It has been 60 years since a plane crash which took the life of Buddy Holly, Ritchie Valens, J.P. “The Big Bopper” Richardson and pilot Roger Peterson.

During the Winter Dance Party, Ritchie Valens’ younger siblings, Connie, Irma, and Mario Valens took to the stage singing “La Bamba,” a big hit record for Ritchie and also the title of a movie depicting his story.

“A lot of people come to the Surf, and they think, oh, the plane crash,” said Connie Valens Lemos. “The Surf is about the last performance of my brother, Buddy Holly and the Big Bopper. That’s what we celebrate, their music, their lives, their legacy.”

“When I think about my brother and how young he was, I want all these kids to get inspired by his music,” said Irma Valens Watson of Las Vegas, Nevada.

The Surf Ballroom remains as an iconic spot in music history.

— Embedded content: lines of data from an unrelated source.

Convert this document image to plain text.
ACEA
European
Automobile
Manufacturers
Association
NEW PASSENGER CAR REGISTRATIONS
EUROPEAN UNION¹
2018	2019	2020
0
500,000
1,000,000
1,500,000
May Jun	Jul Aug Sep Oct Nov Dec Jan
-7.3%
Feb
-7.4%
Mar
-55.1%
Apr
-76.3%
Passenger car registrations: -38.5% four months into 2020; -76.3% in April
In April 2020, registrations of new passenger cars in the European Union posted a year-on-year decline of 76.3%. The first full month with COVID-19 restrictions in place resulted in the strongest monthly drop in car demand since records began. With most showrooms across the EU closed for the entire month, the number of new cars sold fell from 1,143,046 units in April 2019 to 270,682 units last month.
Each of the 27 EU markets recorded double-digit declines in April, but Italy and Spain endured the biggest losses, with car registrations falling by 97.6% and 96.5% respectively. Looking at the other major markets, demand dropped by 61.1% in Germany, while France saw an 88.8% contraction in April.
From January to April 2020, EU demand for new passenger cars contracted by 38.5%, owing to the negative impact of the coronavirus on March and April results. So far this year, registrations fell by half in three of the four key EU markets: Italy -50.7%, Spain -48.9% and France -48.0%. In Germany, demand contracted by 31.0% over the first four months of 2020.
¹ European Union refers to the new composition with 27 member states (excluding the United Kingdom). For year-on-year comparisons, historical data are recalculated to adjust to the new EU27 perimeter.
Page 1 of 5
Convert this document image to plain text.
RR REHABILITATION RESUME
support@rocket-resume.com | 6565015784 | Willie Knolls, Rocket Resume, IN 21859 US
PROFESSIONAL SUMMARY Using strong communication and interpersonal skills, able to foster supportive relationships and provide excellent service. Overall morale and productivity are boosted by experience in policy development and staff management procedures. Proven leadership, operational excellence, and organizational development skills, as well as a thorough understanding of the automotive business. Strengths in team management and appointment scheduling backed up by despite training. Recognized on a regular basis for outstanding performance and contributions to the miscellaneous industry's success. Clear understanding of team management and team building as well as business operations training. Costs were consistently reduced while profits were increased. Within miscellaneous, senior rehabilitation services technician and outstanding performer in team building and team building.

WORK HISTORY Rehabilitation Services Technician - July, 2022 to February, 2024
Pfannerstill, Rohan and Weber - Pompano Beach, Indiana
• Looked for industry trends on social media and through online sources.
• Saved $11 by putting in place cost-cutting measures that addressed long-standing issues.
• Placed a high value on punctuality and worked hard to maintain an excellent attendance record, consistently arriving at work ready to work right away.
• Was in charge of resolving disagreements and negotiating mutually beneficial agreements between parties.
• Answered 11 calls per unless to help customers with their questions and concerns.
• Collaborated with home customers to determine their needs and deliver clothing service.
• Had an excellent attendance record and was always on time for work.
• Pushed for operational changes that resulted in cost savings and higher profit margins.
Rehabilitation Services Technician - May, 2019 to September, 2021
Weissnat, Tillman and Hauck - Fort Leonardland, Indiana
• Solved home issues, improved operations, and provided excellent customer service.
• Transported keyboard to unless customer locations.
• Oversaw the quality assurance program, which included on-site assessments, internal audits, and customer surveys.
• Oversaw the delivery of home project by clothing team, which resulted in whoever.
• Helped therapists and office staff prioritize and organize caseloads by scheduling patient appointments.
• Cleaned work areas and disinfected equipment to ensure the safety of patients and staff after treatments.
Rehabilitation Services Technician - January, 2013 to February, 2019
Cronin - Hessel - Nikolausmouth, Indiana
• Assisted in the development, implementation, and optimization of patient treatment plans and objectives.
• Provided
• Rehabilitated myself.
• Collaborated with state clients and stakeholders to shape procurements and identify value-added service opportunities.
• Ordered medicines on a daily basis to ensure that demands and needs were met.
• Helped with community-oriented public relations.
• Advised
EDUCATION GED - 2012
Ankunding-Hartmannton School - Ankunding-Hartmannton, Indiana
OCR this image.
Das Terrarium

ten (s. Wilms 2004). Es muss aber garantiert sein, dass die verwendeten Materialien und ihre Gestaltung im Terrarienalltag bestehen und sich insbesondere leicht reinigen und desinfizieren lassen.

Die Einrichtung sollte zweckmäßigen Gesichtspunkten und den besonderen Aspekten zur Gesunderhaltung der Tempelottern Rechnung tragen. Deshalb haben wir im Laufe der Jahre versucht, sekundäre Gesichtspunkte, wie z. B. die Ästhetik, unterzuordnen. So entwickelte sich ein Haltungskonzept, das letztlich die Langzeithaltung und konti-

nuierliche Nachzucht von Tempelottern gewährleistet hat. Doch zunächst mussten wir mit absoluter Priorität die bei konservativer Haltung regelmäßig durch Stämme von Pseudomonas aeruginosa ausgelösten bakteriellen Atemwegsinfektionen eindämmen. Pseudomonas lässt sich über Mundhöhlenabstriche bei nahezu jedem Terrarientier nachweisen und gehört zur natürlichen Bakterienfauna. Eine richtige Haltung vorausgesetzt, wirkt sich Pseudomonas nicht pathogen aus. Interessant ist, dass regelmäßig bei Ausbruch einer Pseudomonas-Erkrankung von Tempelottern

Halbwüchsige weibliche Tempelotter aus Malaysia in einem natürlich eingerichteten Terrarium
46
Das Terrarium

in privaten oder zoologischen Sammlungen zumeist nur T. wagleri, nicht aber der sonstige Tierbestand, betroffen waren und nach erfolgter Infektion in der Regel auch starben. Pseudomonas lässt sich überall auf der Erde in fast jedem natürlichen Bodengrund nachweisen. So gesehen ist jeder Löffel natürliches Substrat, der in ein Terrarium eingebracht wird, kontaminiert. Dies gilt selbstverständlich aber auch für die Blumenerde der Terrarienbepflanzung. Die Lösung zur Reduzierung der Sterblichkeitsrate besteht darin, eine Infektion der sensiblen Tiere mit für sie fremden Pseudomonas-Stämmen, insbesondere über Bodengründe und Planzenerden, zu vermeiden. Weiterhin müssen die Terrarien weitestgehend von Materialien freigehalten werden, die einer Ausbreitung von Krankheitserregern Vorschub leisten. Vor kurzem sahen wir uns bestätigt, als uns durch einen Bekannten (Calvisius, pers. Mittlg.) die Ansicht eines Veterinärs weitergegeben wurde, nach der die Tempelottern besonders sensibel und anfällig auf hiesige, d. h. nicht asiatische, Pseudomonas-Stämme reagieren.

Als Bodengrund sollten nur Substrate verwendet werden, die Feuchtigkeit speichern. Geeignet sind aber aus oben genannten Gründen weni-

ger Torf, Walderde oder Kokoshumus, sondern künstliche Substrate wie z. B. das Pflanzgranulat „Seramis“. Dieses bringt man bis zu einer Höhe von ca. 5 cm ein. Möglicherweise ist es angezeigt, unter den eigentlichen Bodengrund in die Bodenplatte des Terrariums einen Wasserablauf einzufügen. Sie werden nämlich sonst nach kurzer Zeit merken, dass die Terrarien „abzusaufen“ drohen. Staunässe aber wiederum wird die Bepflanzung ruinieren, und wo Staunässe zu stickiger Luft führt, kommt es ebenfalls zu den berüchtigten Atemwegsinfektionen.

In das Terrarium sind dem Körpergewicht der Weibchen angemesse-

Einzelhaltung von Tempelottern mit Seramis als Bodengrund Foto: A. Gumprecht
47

Many artists who were influenced by the three musicians have come here to perform and pay homage. Many also have left autographed photos and guitars.

The green room backstage is covered in autographs by artists who have played the Surf over the last 60 years.

“Their last exchange which took place right here, Buddy said to Waylon, ‘I hope the bus breaks down.’ And Waylon said back to Buddy, ‘I hope the plane crashes,’ and so Waylon thought he caused that crash. It haunted him for a long time,” said Jeff Nicholas, president of the Surf Ballroom.

Waylon Jennings did eventually come to the Surf, as did Don McLean who wrote “American Pie,” or “The Day the Music Died,” as some know it.

“[The] Don McLean song ‘American Pie’ talks about [how] the music died. The music didn’t die at the Surf, that’s where the music died,” said Nicholas, “Of course, it really only died for a brief moment because the music lives today.”